What This Means for Practitioners

AA-Briefcase is not a gotcha exercise. It's a well-constructed evaluation that reveals genuine capability boundaries. Here are the practical takeaways:

No model handles realistic knowledge work autonomously. Not Claude Fable 5, not GPT-5.5, not any of them. If your deployment involves messy, multi-source knowledge worker tasks, you need human-in-the-loop validation, not blind automation.

Cost-performance optimization is not optional. With an 800x spread between the cheapest and best models, the default choice of "use the frontier model" is economically indefensible for most workloads. Profile your tasks, measure required capability thresholds, and select the cheapest model that clears the bar.

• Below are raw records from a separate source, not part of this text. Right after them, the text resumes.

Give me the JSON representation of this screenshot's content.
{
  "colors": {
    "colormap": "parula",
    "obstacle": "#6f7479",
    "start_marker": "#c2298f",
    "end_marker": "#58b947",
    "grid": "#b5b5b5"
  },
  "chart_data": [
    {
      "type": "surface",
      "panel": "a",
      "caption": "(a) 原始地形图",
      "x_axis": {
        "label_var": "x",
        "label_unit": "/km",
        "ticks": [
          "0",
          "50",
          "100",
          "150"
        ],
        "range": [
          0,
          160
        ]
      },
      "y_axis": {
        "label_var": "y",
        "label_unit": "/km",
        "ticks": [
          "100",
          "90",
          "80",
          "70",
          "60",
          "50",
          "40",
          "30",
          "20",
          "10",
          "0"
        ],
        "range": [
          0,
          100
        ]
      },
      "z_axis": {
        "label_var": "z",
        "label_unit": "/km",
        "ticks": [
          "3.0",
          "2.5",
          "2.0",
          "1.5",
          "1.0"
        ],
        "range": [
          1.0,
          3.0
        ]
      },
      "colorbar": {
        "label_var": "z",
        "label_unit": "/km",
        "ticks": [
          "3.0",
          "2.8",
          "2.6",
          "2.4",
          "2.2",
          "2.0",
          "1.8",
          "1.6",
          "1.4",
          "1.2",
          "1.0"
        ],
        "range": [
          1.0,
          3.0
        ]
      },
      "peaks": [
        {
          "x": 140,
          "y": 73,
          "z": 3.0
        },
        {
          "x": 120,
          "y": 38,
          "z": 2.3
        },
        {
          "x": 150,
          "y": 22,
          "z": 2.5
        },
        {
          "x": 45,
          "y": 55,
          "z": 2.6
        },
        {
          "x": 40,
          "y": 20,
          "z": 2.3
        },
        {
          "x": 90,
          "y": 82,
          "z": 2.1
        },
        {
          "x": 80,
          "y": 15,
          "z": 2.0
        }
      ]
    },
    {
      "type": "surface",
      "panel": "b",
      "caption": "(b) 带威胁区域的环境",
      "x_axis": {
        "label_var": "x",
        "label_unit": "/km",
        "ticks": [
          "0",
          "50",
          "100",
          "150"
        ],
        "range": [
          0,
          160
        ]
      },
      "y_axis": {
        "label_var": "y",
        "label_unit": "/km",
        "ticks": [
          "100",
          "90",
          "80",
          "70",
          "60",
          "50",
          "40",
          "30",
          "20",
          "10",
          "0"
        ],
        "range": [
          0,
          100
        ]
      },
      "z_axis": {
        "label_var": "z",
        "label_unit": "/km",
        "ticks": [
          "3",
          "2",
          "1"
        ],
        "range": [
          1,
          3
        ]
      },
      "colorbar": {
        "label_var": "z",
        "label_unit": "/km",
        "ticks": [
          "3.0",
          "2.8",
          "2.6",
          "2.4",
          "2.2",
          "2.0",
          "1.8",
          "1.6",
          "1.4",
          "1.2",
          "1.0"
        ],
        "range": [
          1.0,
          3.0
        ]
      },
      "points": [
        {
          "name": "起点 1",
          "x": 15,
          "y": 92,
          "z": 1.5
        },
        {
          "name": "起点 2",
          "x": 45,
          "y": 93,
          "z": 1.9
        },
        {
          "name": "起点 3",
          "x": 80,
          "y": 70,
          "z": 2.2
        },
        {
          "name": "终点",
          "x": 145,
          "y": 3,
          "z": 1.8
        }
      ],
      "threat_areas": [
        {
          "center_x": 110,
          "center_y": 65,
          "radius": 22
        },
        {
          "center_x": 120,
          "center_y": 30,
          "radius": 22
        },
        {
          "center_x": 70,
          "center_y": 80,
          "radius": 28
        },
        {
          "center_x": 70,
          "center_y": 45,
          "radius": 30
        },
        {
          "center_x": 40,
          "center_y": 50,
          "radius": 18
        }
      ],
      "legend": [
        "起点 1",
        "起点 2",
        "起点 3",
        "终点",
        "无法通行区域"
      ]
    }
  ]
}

Retrieval and scaffolding matter as much as the model. The failure mode where weak models miss relevant files is addressable with good RAG architecture. The failure mode where strong models miss multi-source contradictions is harder — it requires structured context management, explicit cross-referencing, and iterative verification loops that most current agent frameworks don't provide.

Turn count is not engagement. Models that take more steps don't produce better results. When evaluating agent frameworks, measure output quality against task complexity, not step count.

The Bottom Line

AA-Briefcase is the most grounded evaluation of AI knowledge-work capability to date, for precisely the same reason that makes its results uncomfortable: it tests models on the kind of work actual knowledge professionals do, not carefully curated benchmark items. The finding that frontier models can barely clear 3% perfect-task completion on realistic projects should give any team pause before marketing an agent as capable of replacing knowledge workers.

The benchmark's open-source release of AA-Briefcase Lite on Hugging Face and its implementation in the Stirrup agent framework mean that teams can run their own evaluations. If you're building agent-powered tools for knowledge-intensive domains, you should.

The gap between benchmark hype and real-world capability just got measurable. Now the question is what we build to close it.